As modern dating culture normalises practices that are void of intimacy and empathy such as ghosting and casual sex, people who frequently engage in them can end up having low emotional intelligence in their love life. Finding themselves challenged, it’s then easier to break up than work on themselves and the relationship. Over time, they might struggle to form satisfying, long-lasting relationships. "We teach people how to treat us," adds Geoff, pointing out that people learn how to act in different contexts through feedback loops. In the dating context, if you have weak boundaries and pretend that something doesn’t bother you when it does, you will likely encourage unwanted behaviours in your partner even if they show signs of emotional intelligence in other areas of life.
It might sound like low emotional intelligence is the ultimate deal-breaker but it doesn’t mean the relationship is doomed. If the partner with lower emotional intelligence is willing to improve themselves and both partners are committed to making the relationship work, it can get better. However it’s important not to confuse a partner who has less emotional intelligence with one who simply doesn’t care. Geoff says: "They might understand your perspective and feel what you feel.
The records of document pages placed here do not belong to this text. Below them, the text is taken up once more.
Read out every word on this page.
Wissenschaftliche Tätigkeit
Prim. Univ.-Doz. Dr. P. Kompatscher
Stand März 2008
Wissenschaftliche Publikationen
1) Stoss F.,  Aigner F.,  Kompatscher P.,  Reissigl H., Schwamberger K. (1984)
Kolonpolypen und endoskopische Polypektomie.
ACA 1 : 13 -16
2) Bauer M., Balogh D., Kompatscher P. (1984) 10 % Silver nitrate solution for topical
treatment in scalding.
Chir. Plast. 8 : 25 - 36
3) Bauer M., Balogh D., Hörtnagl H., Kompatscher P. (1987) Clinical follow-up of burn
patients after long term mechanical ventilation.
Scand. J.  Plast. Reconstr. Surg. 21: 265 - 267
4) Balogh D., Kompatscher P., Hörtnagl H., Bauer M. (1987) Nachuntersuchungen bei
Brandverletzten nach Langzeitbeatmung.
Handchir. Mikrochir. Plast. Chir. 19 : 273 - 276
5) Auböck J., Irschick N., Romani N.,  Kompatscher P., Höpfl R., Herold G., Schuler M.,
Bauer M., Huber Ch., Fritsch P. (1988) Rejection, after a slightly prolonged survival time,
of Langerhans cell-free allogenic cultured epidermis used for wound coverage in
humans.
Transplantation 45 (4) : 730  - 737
But if they don’t have 'empathic concerns', meaning that they don’t actually care about you, there’s not going to be any empathy."
Five ways to spot emotional intelligence in a partner
1. They're self-aware
Emotional understanding is a fundamental sign of emotional intelligence. Cindy Barnes, a UK licensed psychotherapist for highly sensitive individuals (HSP), advises: "If you could see someone talking about their emotions and explaining why they feel the way they feel, it’s a good sign. If you can’t identify your own emotions, it’s very unlikely that you’re able to identify them in someone else."
2. They’re curious about you
People who are highly emotionally intelligent are flexible in thinking. Cindy says: "They’re more likely to be open-minded and curious about you. They make observations about you and ask you why."
3. They’re self-sufficient
People with high emotional intelligence know their body and emotions, which allows them to meet their own needs. For example, being frequently 'hangry' is a sign of low body and emotional awareness. The hangry person doesn’t know they're experiencing hunger; they let it go on and get irritated and snappy with people around them. However, Geoff says: "Whether this is something that will interfere with your relationship depends on the couple and how much work they want to put in."
4. They have good boundaries
When people are self-aware, they know what boundaries to set. On the other hand, allowing emotions to override rational judgment and overlooking bad behaviours is a sign of undeveloped emotional intelligence. Examples might be if your partner is still involved on and off with their ex or if they struggle to say no to people around them.
5. They have healthy, lasting, non-romantic relationships
Being around others requires an individual to develop their interpersonal skills. If your partner has longstanding friendships and is close with their family, it’s likely that they have learned what works and what doesn’t in relationships and will have high emotional intelligence as a result.